K. Scheepens:Les résultats de nos études relatives au «creux estival» sont malheureusement peu probants. Augmenter la quantité de fourrage, surtout au début de la gestation (pendant les quatre premières semaines), peut aider. La sécrétion de progestérone devrait s’en trouver améliorée.
La température est aussi un facteur important. Pour les truies pas encore portantes, il faut veiller à ce qu’il n’y ait pas trop de courants d’air froids dans la porcherie.
L’alimentation et le climat sont donc les principaux facteurs.
Complémenter l’alimentation avec du dextrose (200 g par jour) une semaine avant l’insémination est judicieux. Celui-ci provoque une poussée d’insuline, ce qui donne une impulsion aux hormones sexuelles. Les hormones de fertilité sont ainsi également boostées, favorisant la formation des follicules ainsi que l’uniformité, ce qui peut contribuer à créer des portées plus grandes.
Que peut-on faire pour ménager autant que possible les truies entre le moment de l’insémination et le sevrage?
K. Scheepens:Il est surtout primordial de ne pas exposer les animaux à un stress trop élevé durant les 40 premiers jours de gestation.

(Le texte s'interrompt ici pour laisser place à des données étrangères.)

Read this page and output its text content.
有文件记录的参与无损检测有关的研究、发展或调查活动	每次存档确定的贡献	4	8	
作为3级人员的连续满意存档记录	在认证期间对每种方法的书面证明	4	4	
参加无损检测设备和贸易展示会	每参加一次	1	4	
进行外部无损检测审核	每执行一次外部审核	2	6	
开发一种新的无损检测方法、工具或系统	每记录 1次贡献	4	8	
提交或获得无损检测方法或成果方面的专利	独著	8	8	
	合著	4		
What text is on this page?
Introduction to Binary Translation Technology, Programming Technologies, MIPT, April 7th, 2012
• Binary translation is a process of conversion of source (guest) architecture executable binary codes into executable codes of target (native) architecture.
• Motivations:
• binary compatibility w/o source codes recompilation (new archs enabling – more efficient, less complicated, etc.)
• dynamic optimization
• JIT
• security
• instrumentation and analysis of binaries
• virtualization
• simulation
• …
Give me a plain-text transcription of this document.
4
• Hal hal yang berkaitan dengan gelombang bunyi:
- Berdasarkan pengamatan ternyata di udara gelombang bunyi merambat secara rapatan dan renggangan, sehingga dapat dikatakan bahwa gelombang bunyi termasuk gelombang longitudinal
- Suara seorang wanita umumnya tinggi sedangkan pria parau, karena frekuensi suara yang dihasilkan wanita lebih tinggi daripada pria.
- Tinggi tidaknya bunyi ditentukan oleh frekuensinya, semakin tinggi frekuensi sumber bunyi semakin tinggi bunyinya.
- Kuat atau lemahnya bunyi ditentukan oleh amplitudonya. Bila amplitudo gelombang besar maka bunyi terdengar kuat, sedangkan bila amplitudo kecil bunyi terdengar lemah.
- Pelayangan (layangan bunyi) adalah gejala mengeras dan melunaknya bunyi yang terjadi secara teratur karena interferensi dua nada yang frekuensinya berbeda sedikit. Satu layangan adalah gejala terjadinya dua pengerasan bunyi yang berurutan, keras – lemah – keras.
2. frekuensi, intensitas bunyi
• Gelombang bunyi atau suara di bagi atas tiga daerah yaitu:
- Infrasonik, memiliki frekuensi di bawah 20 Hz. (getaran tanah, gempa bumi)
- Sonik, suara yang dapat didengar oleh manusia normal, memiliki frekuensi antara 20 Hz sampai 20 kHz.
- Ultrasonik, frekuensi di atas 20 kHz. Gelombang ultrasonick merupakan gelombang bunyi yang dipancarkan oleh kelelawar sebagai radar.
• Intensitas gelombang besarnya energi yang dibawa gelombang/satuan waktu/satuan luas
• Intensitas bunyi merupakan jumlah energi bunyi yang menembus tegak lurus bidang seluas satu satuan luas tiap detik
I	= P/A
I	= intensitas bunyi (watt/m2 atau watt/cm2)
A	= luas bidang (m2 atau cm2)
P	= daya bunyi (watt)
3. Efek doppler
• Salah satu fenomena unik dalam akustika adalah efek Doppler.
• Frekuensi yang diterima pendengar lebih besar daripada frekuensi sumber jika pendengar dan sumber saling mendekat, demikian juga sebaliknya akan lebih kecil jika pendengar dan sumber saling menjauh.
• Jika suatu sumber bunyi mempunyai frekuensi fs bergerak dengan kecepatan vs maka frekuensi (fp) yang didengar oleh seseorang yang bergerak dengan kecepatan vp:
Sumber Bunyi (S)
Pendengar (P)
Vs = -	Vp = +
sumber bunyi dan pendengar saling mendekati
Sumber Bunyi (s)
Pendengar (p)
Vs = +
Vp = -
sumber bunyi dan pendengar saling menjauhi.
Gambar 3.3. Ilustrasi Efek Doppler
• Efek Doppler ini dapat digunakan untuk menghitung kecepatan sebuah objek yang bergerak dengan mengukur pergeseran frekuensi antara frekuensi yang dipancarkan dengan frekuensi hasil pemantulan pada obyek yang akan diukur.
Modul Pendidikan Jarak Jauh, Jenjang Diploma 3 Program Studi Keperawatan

Cela signifie qu’ils ne doivent pas être déplacés pendant cette période.
Il faut aussi prendre des précautions lors de la vaccination durant la gestation. Il existe actuellement des techniques de vaccination sans aiguilles. Celles-ci sont remplacées par des appareils d’injection. Le climat est aussi important, tout comme la satiété des truies (empêche la salivation écumeuse).
L’exposition à la lumière est également importante: la tête de la truie devrait être exposée à une lumière d’environ 100 à 200 lux pendant 16 heures.
Actuellement, quel est le sujet le plus abordé aux Pays-Bas et dans le reste de l’Europe?
K. Scheepens:Le sujet qui occupe le plus les éleveurs néerlandais est l’avenir de l’élevage animal. En Suisse, contrairement aux Pays-Bas, l’amélioration du bien-être animal dans l’élevage porcin est une priorité depuis 20 ans déjà. La Suisse possède des systèmes de détention qui fonctionnent et dans lesquels des truies, qui savent vivre dans ces «box libres», sont élevées.
Aux Pays-Bas, on aspire à une production à très faibles coûts. Le bienêtre animal doit aussi y devenir une priorité. Une mise en œuvre semblable à celle de la Suisse est difficile chez nous, car les autorisations pour la construction de nouvelles porcheries plus grandes sont souvent refusées par les villes. Il est donc toujours plus difficile pour les éleveurs de porcs de trouver un repreneur.
Que sera la production porcine en Europe dans dix ans?
K. Scheepens:Je pense qu’il y aura moins de truies et d’exploitations. Une grande partie de la production porcine sera probablement délocalisée vers l’Europe de l’Est, la Russie ou les Balkans.
Les exploitations néerlandaises ne pourront survivre qu’en suivant l’exemple des éleveurs suisses. Les Pays-Bas doivent se concentrer sur l’auto-approvisionnement et arrêter d’exporter 75% de la viande de porc vers l’étranger, comme c’est actuellement le cas. La diminution des exportations entraîne automatiquement une réduction du nombre d’animaux d’engraissement ainsi que des problèmes liés à la santé et à l’environnement, et améliore le bien-être des porcs et de leurs éleveurs.